O Partido Moderado, do ainda primeiro-ministro, conseguiu 70 deputados e o Democratas Suecos ficou-se pelos 62 deputados (17,5% dos votos). O Partido do Centro, que elegeu apenas 25 deputados, poderá tornar-se essencial face ao apertado resultado das eleições suecas, dado que anunciou a sua disposição de iniciar negociações para a formação de governo com os social-democratas, o que pode conferir algumas garantias a Magdalena Andersson. Mas a indefinição mantém-se. Para já, e segundo a imprensa sueca, a única certeza é que, depois de, pela primeira vez desde a sua fundação, o partido de extrema-direita Democratas Suecos, que esperava entrar no governo pela primeira vez, ter perdido apoio, está fora de cena. Mas muitas das suas propostas políticas – sobre leis de imigração, integração e criminalidade – tornaram-se comuns, inclusivamente no centro-esquerda.
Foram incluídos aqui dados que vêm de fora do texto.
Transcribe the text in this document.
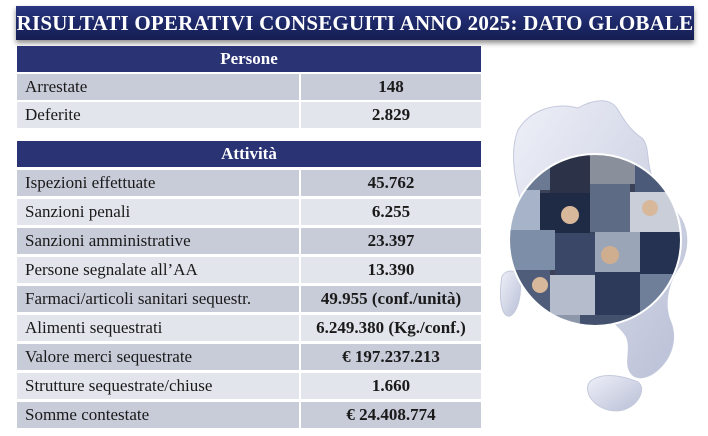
RISULTATI OPERATIVI CONSEGUITI ANNO 2025: DATO GLOBALE
Persone
Arrestate	148
Deferite	2.829
Attività
Ispezioni effettuate	45.762
Sanzioni penali	6.255
Sanzioni amministrative	23.397
Persone segnalate all’AA	13.390
Farmaci/articoli sanitari sequestr.	49.955 (conf./unità)
Alimenti sequestrati	6.249.380 (Kg./conf.)
Valore merci sequestrate	€ 197.237.213
Strutture sequestrate/chiuse	1.660
Somme contestate	€ 24.408.774
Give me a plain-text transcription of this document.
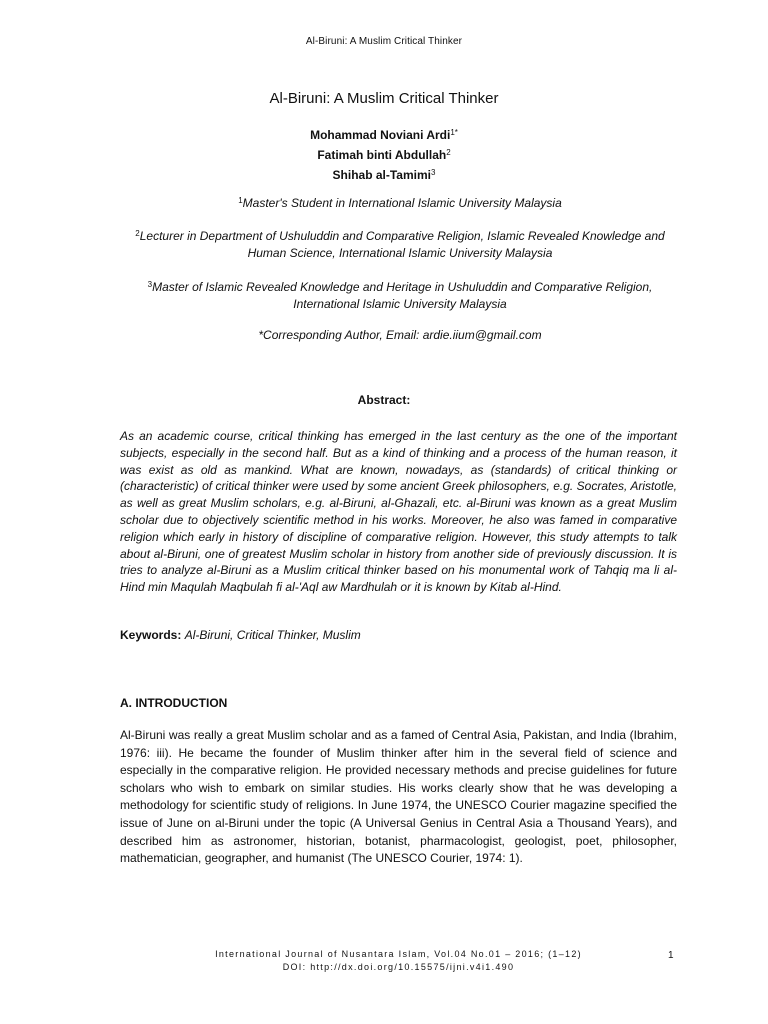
Al-Biruni: A Muslim Critical Thinker
Al-Biruni: A Muslim Critical Thinker
Mohammad Noviani Ardi$^{1*}$
Fatimah binti Abdullah$^2$
Shihab al-Tamimi$^3$
$^1$Master's Student in International Islamic University Malaysia
$^2$Lecturer in Department of Ushuluddin and Comparative Religion, Islamic Revealed Knowledge and Human Science, International Islamic University Malaysia
$^3$Master of Islamic Revealed Knowledge and Heritage in Ushuluddin and Comparative Religion, International Islamic University Malaysia
*Corresponding Author, Email: ardie.iium@gmail.com
Abstract:

As an academic course, critical thinking has emerged in the last century as the one of the important subjects, especially in the second half. But as a kind of thinking and a process of the human reason, it was exist as old as mankind. What are known, nowadays, as (standards) of critical thinking or (characteristic) of critical thinker were used by some ancient Greek philosophers, e.g. Socrates, Aristotle, as well as great Muslim scholars, e.g. al-Biruni, al-Ghazali, etc. al-Biruni was known as a great Muslim scholar due to objectively scientific method in his works. Moreover, he also was famed in comparative religion which early in history of discipline of comparative religion. However, this study attempts to talk about al-Biruni, one of greatest Muslim scholar in history from another side of previously discussion. It is tries to analyze al-Biruni as a Muslim critical thinker based on his monumental work of Tahqiq ma li al-Hind min Maqulah Maqbulah fi al-'Aql aw Mardhulah or it is known by Kitab al-Hind.

Keywords: Al-Biruni, Critical Thinker, Muslim

A. INTRODUCTION

Al-Biruni was really a great Muslim scholar and as a famed of Central Asia, Pakistan, and India (Ibrahim, 1976: iii). He became the founder of Muslim thinker after him in the several field of science and especially in the comparative religion. He provided necessary methods and precise guidelines for future scholars who wish to embark on similar studies. His works clearly show that he was developing a methodology for scientific study of religions. In June 1974, the UNESCO Courier magazine specified the issue of June on al-Biruni under the topic (A Universal Genius in Central Asia a Thousand Years), and described him as astronomer, historian, botanist, pharmacologist, geologist, poet, philosopher, mathematician, geographer, and humanist (The UNESCO Courier, 1974: 1).

International Journal of Nusantara Islam, Vol.04 No.01 – 2016; (1–12)
DOI: http://dx.doi.org/10.15575/ijni.v4i1.490
1
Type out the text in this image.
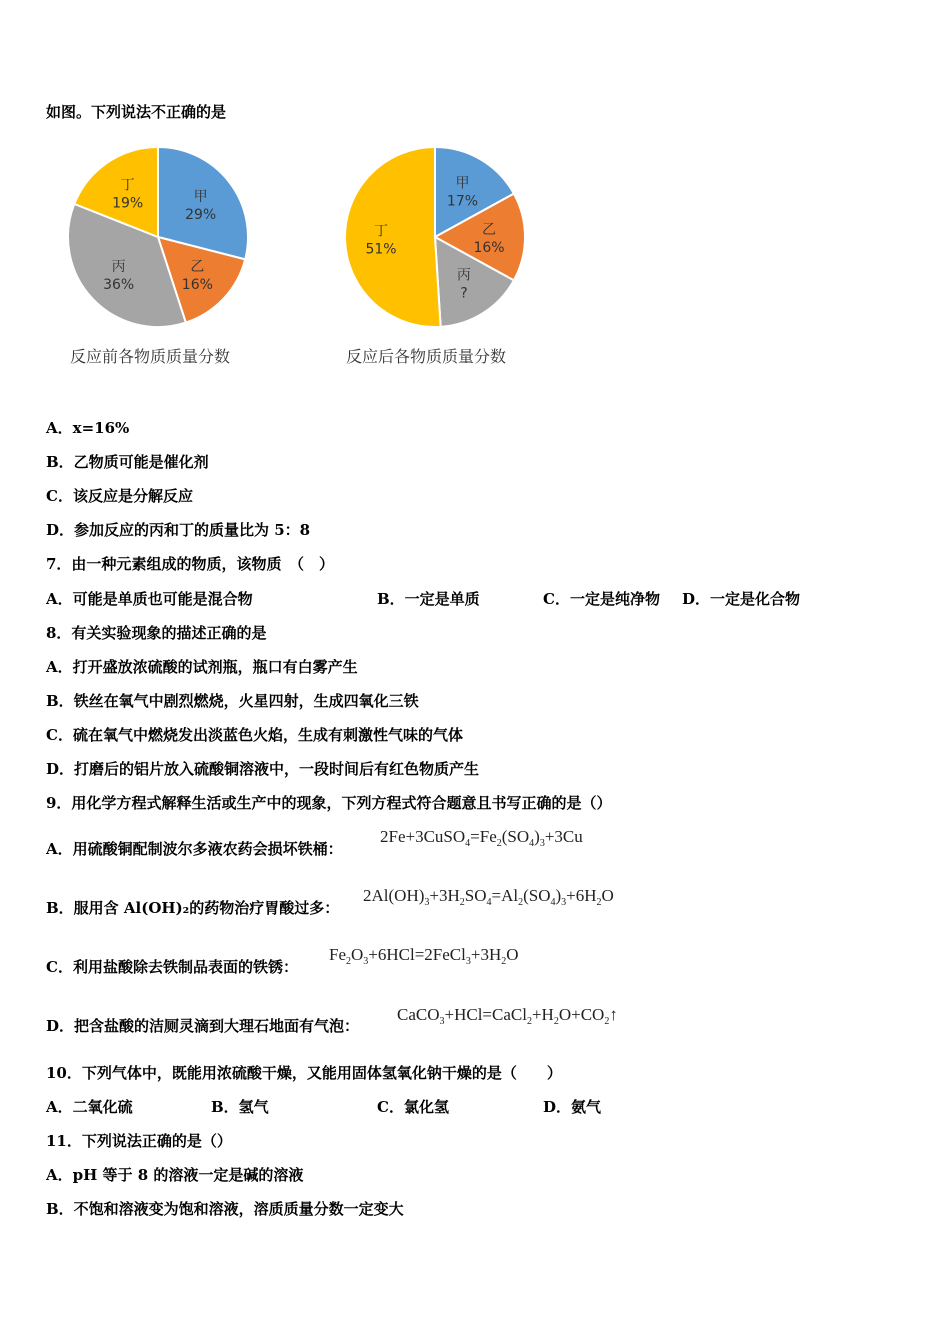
如图。下列说法不正确的是
甲
29%
乙
16%
丙
36%
丁
19%
反应前各物质质量分数
甲
17%
乙
16%
丙
?
丁
51%
反应后各物质质量分数
A．x=16%
B．乙物质可能是催化剂
C．该反应是分解反应
D．参加反应的丙和丁的质量比为 5：8
7．由一种元素组成的物质，该物质　（　）
A．可能是单质也可能是混合物	B．一定是单质	C．一定是纯净物 D．一定是化合物
8．有关实验现象的描述正确的是
A．打开盛放浓硫酸的试剂瓶，瓶口有白雾产生
B．铁丝在氧气中剧烈燃烧，火星四射，生成四氧化三铁
C．硫在氧气中燃烧发出淡蓝色火焰，生成有刺激性气味的气体
D．打磨后的铝片放入硫酸铜溶液中，一段时间后有红色物质产生
9．用化学方程式解释生活或生产中的现象，下列方程式符合题意且书写正确的是（）
A．用硫酸铜配制波尔多液农药会损坏铁桶：
$2Fe+3CuSO_4=Fe_2(SO_4)_3+3Cu$
B．服用含 Al(OH)₂的药物治疗胃酸过多：
$2Al(OH)_3+3H_2SO_4=Al_2(SO_4)_3+6H_2O$
C．利用盐酸除去铁制品表面的铁锈：
$Fe_2O_3+6HCl=2FeCl_3+3H_2O$
D．把含盐酸的洁厕灵滴到大理石地面有气泡：
$CaCO_3+HCl=CaCl_2+H_2O+CO_2↑$
10．下列气体中，既能用浓硫酸干燥，又能用固体氢氧化钠干燥的是（　　）
A．二氧化硫	B．氢气	C．氯化氢	D．氨气
11．下列说法正确的是（）
A．pH 等于 8 的溶液一定是碱的溶液
B．不饱和溶液变为饱和溶液，溶质质量分数一定变大
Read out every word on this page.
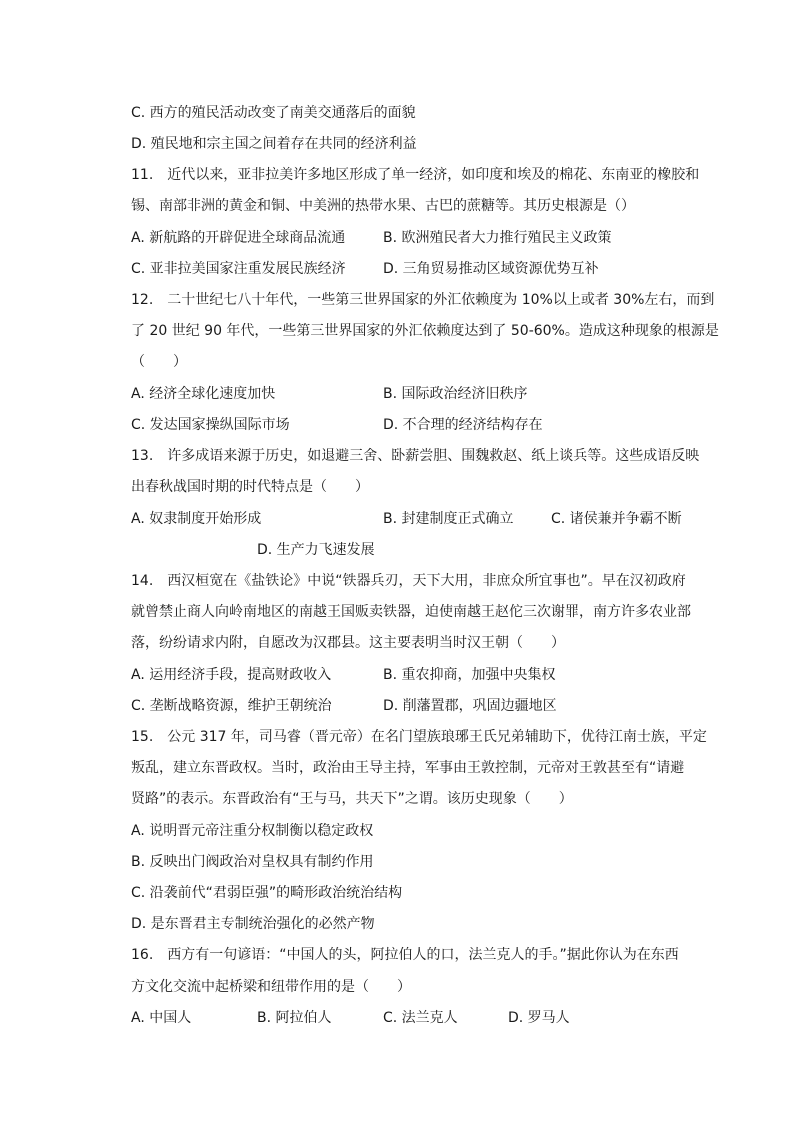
C. 西方的殖民活动改变了南美交通落后的面貌
D. 殖民地和宗主国之间着存在共同的经济利益
11.　近代以来，亚非拉美许多地区形成了单一经济，如印度和埃及的棉花、东南亚的橡胶和
锡、南部非洲的黄金和铜、中美洲的热带水果、古巴的蔗糖等。其历史根源是（）
A. 新航路的开辟促进全球商品流通	B. 欧洲殖民者大力推行殖民主义政策
C. 亚非拉美国家注重发展民族经济	D. 三角贸易推动区域资源优势互补
12.　二十世纪七八十年代，一些第三世界国家的外汇依赖度为 10%以上或者 30%左右，而到
了 20 世纪 90 年代，一些第三世界国家的外汇依赖度达到了 50-60%。造成这种现象的根源是
（　　）
A. 经济全球化速度加快	B. 国际政治经济旧秩序
C. 发达国家操纵国际市场	D. 不合理的经济结构存在
13.　许多成语来源于历史，如退避三舍、卧薪尝胆、围魏救赵、纸上谈兵等。这些成语反映
出春秋战国时期的时代特点是（　　）
A. 奴隶制度开始形成	B. 封建制度正式确立	C. 诸侯兼并争霸不断
D. 生产力飞速发展
14.　西汉桓宽在《盐铁论》中说“铁器兵刃，天下大用，非庶众所宜事也”。早在汉初政府
就曾禁止商人向岭南地区的南越王国贩卖铁器，迫使南越王赵佗三次谢罪，南方许多农业部
落，纷纷请求内附，自愿改为汉郡县。这主要表明当时汉王朝（　　）
A. 运用经济手段，提高财政收入	B. 重农抑商，加强中央集权
C. 垄断战略资源，维护王朝统治	D. 削藩置郡，巩固边疆地区
15.　公元 317 年，司马睿（晋元帝）在名门望族琅琊王氏兄弟辅助下，优待江南士族，平定
叛乱，建立东晋政权。当时，政治由王导主持，军事由王敦控制，元帝对王敦甚至有“请避
贤路”的表示。东晋政治有“王与马，共天下”之谓。该历史现象（　　）
A. 说明晋元帝注重分权制衡以稳定政权
B. 反映出门阀政治对皇权具有制约作用
C. 沿袭前代“君弱臣强”的畸形政治统治结构
D. 是东晋君主专制统治强化的必然产物
16.　西方有一句谚语：“中国人的头，阿拉伯人的口，法兰克人的手。”据此你认为在东西
方文化交流中起桥梁和纽带作用的是（　　）
A. 中国人	B. 阿拉伯人	C. 法兰克人	D. 罗马人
Tanto Andersson como o primeiro-ministro cessante, de centro-direita, Ulf Kristersson, do Partido Moderado, afirmaram que desejam explorar possíveis opções de coligação para garantir a permanência no poder. Ou seja, uma das hipóteses é a formação de uma grande coligação ao centro – que baniria os extremos, tanto à direita como à esquerda.
Após uma longa noite eleitoral durante a qual houve apenas um lugar de diferença entre os dois blocos, os líderes social-democratas reuniram com Andersson na manhã desta segunda-feira. O porta-voz dos social-democratas, Tobias Baudin pediu a renúncia de Kristersson, que liderou o governo de coligação de direita com o apoio dos Democratas Suecos. “Os eleitores manifestaram-se e deram-lhe nota negativa, tanto a si próprio como ao seu governo”, disse Baudin. “Ele deve renunciar. Aliás, tanto faz, se não renunciar, será destituído”.
Do seu lado, o Partido do Centro afirmou que, nas negociações com os social-democratas, tentaria formar uma coligação que apostasse “na estabilidade política” e num “carácter claramente de centro-direita”, sem “políticas extremistas”. O social-democrata Morgan Johansson, que foi vice-primeiro-ministro no último governo liderado pelos social-democratas (há quatro anos atrás), afirmou que o anúncio do Partido do Centro foi um desenvolvimento positivo e que, no geral, há “boas perspetivas” de entendimento.